Pagi pun tiba. Marhen hari ini ada rapat penting di kantor sehabis sholat shubuh ia berpamitan kepada Nadia dan memberi tahu kepada Nadia bahwa nanti siang papah dan mamahnya akan datang menjenguk Nadia dan akan membawa Nadia kembali ke rumah.
Kiren yang sedang keluar mencari sarapan untuk dirinya dan juga untuk Marhen. Melihat Marhen yang hendak ke luar dari pintu rumah sakit. Dengan sedikit. berlari kiren menghentikan langkah Marhen. "Kak Marhen, tunggu!" Teriaknya saat Marhen hendak membuka pintu mobilnya.
Marhen menoleh kepada asal suara tersebut. Dia hapal benar dengan suara lembut dan sedikit seakan basah dari wanita yang pernah ia harapakan. "Kiren?" Ucapnya.
Kiren menyodorkan kresek yang berisi bubur ayam yang menggunakan wadah bekal berwarna biru yang ia bawa kemarin untuk bekal nasi yang ia bawa dari rumah. "Ini sarapan bubur ayam untuk, kak Marhen!"
Marhen menerimanya dan melihat kotak bekal berwarna biru tersbut. "Untuk kakak?" Tanyanya heran.
"Iya untuk kak Marhen. Memangnya untuk siapa lagi?" Kiren tersenyum
"Terima kasih banyak!" Marhen meletakkannya di bangku mobil. "Maaf semalam udah ganggu waktu tidur kamu"
"Gak apa apa." Kiren tertunduk malu mengingat kejadian semalam.
"Kalu gitu kakak pamit pulang dulu, karena masih ada kerjaan di kantor. Jadi titip Nadia ya, Ki!" Marhen yang sudah duduk di pengemudi.

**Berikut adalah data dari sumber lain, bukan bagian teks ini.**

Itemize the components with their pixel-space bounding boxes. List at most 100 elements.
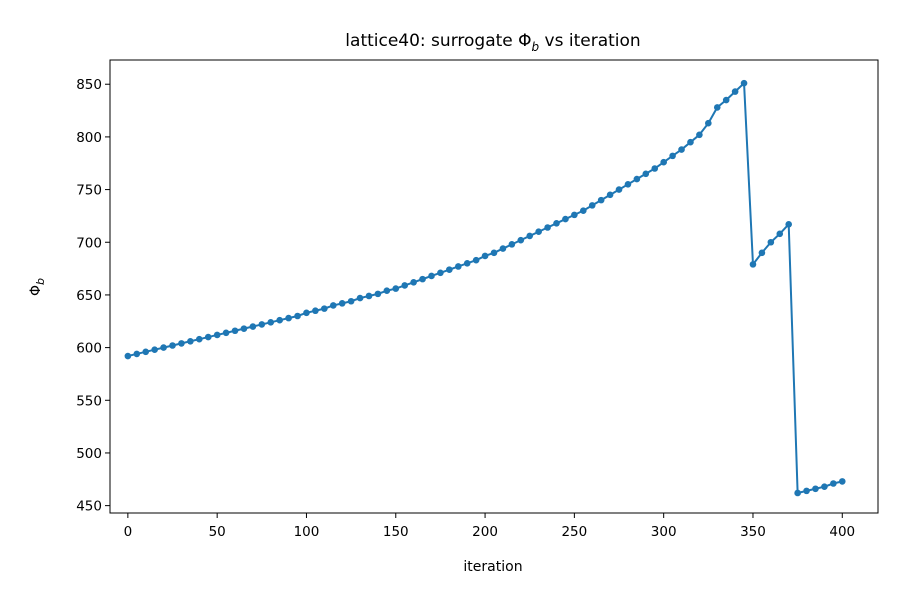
data-point [178,340,185,347]
x-tick-label: 100 [294,524,320,540]
x-axis: 0 50 100 150 200 250 300 350 400 [124,513,855,540]
x-tick-label: 50 [209,524,226,540]
data-point [821,483,828,490]
data-point [687,138,694,146]
data-point [222,329,230,337]
data-point [535,228,542,236]
y-tick-label: 550 [76,393,102,409]
data-point [285,314,292,322]
data-point [517,236,525,244]
data-point [508,241,516,248]
data-point [615,186,623,193]
data-point [312,307,319,315]
data-point [303,309,310,317]
data-point [794,489,801,497]
data-point [151,346,158,354]
plot-frame [109,59,879,514]
data-point [803,487,810,495]
y-axis: 450 500 550 600 650 700 750 800 850 [76,77,110,515]
data-point [401,282,408,289]
data-point [633,175,641,183]
data-point [294,312,301,320]
data-point [169,342,176,349]
data-point [722,96,730,104]
data-point [267,319,275,326]
data-point [696,131,703,139]
y-tick-label: 650 [76,288,102,304]
data-point [231,327,239,335]
data-point [526,232,534,240]
x-tick-label: 0 [124,524,133,540]
data-point [204,333,212,341]
data-point [597,196,605,204]
y-tick-label: 800 [76,130,102,146]
data-point [392,285,400,292]
data-point [347,297,355,305]
data-point [544,224,551,231]
data-point [705,119,712,127]
data-point [258,321,266,328]
y-tick-label: 500 [76,446,102,462]
data-point [374,290,382,298]
data-point [580,207,587,214]
y-axis-label-subscript: b [34,278,47,285]
data-point [133,350,141,358]
chart-title-subscript: b [532,40,540,54]
chart-title: lattice40: surrogate Φb vs iteration [345,31,640,54]
data-point [338,300,346,307]
data-point [249,323,257,330]
data-point [446,266,453,273]
data-point [588,202,596,209]
data-point [240,325,248,332]
data-point [785,221,792,228]
x-tick-label: 400 [829,524,855,540]
data-point [463,260,471,267]
data-point [490,249,498,257]
data-point [472,256,480,264]
x-tick-label: 250 [561,524,587,540]
y-tick-label: 750 [76,183,102,199]
y-axis-label: Φb [28,278,47,296]
data-point [669,152,676,160]
x-tick-label: 200 [472,524,498,540]
data-point [481,252,489,260]
data-point [749,261,757,268]
data-point [767,238,775,246]
data-point [758,249,766,257]
y-tick-label: 450 [76,499,102,515]
data-point [838,478,846,485]
data-point [624,181,632,188]
x-axis-label: iteration [463,559,522,575]
x-tick-label: 300 [651,524,677,540]
data-point [187,337,194,345]
y-tick-label: 600 [76,341,102,357]
data-point [776,230,784,238]
data-point [571,211,578,219]
data-point [651,165,659,172]
data-point [499,245,507,252]
data-point [321,305,328,312]
data-point [329,302,337,309]
data-point [196,335,203,343]
data-point [142,348,150,356]
data-point [731,88,739,95]
x-tick-label: 150 [383,524,409,540]
data-point [437,269,444,277]
data-point [356,294,364,302]
data-point [276,316,283,324]
y-tick-label: 700 [76,235,102,251]
data-point [410,278,417,286]
x-tick-label: 350 [740,524,766,540]
data-point [562,215,569,223]
data-point [713,104,721,111]
data-point [678,146,685,153]
data-point [812,485,819,493]
data-point [213,331,221,339]
y-tick-label: 850 [76,77,102,93]
series-line [127,82,843,494]
data-point [419,275,426,283]
data-point [365,292,373,300]
data-point [642,170,650,178]
data-point [160,344,167,351]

"Insyaa Allah." Kiren melambaikan tangan yang sebagai salam perpisahan. "Jangan lupa buburnya di makan!" Ucapnya terkahir saat Marhen susah menyalakan mesin mobilnya.

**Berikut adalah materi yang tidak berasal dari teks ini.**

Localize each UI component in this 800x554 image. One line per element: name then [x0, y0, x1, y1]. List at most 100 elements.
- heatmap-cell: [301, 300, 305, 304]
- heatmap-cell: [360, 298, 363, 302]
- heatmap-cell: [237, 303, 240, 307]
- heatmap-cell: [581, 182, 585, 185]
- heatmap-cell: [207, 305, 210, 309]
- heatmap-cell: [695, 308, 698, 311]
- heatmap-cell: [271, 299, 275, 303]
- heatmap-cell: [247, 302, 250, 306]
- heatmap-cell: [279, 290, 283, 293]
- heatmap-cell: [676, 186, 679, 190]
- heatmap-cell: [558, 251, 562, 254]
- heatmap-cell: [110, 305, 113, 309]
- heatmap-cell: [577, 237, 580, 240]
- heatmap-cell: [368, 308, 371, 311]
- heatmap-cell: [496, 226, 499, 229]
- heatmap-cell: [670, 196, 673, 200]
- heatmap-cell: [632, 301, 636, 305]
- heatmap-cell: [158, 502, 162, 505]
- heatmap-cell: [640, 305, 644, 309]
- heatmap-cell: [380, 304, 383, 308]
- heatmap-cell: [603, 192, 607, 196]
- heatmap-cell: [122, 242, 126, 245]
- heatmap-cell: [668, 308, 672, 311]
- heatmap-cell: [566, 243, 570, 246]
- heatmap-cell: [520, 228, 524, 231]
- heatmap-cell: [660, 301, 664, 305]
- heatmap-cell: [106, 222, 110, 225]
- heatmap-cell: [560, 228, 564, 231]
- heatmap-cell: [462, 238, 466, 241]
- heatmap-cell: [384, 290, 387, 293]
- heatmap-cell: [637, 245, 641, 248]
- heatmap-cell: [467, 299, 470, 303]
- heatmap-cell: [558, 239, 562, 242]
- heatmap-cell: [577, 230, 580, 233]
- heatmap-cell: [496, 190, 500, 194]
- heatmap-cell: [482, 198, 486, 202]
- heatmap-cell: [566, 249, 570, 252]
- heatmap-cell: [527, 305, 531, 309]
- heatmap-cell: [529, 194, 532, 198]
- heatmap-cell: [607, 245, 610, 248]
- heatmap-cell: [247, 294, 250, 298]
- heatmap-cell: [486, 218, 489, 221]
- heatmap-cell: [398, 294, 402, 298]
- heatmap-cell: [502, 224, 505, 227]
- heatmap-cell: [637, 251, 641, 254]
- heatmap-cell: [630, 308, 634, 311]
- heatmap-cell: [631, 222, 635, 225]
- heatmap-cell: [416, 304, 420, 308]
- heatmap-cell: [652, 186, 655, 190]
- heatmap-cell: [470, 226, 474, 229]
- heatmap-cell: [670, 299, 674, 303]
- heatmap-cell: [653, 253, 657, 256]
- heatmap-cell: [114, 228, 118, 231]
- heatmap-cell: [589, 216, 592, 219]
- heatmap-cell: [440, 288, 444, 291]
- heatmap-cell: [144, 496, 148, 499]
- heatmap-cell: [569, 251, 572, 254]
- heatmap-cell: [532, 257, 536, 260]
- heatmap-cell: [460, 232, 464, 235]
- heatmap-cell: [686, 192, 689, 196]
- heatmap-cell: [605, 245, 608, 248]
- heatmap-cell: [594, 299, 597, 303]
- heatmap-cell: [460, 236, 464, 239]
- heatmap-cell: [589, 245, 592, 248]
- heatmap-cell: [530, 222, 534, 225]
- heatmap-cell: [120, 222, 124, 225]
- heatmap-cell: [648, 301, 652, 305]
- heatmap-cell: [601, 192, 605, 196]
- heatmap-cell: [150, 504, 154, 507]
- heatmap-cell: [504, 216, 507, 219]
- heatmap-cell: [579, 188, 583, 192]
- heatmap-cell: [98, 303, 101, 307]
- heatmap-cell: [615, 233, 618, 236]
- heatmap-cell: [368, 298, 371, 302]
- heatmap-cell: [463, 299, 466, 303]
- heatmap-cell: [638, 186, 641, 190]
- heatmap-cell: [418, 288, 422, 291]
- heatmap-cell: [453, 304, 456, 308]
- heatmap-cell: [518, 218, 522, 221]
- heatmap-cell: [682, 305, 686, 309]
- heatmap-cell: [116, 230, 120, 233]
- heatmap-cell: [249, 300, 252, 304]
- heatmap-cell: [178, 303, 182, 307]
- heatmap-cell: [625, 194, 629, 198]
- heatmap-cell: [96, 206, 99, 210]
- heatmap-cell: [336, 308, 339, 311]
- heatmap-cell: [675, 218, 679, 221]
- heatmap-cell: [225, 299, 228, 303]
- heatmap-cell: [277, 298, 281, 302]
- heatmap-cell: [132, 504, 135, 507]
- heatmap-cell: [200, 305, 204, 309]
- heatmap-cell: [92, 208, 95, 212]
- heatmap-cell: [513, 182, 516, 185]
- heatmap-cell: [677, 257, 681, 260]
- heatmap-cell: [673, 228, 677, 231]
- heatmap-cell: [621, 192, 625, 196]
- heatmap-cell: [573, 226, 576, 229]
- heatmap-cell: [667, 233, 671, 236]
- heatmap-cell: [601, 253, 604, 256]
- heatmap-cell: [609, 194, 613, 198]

Marhen masih membuka jendela kaca dengan senyum yang mengembangkan dan hati penuh dengan bunga bunga Marhen berpamitan. "Insyaa Allah pasti buburnya akan kakak makan. Terima kasih, wassalamu'alaikum, Kiren!"
"Wa'alaikum salam." Jawab Kiren. Kiren tetap diam di tempat ketika mobil Marhen mulai menjauh baru lah ia pergi meninggalkan parkiran dan masuk ke dalam dengan hati yang penuh dengan kehangatan. Kiren merasakan cintanya tumbuh kembali ketika ia melihat wajah Marhen yang masih dengan tatapan saat ia masih SMA dulu.
*
*
*
"Yusuf hari ini jadi kan anterin ummi ke rumah sakit?" Teriak ummi Mariam yang sudah memasukan sup ayam kampung yang ia buat sendiri ke dalam wadah tahan panas agar supnya tetap hangat saat diberikan kepada sang calon menantu.
Yusuf yang baru selesai menyelesaikan sarapannya menghampiri sang ummi tercintam. "Iya, ummi. Anak ummi yang ganteng ini akan siap mengantarkan ummi kemana pun ummi akan pergi."
"Ya sudah. Ayo sekarang kita berangkat!" Ummi Mariam sudah memasukan sup itu ke dalam tas bekal.
"Sepagi ini, ummi. ini baru jam tujuh loh, ummi?" Yusuf memegangi kedua bahu umminya sambil mengelus ngelus dari samping.
"Iya, biar ummi bisa ngobrol banyak sama calon mantu ummi itu. Kan siang nanti ummi mengisi pengajian di RT sebelah, nak?"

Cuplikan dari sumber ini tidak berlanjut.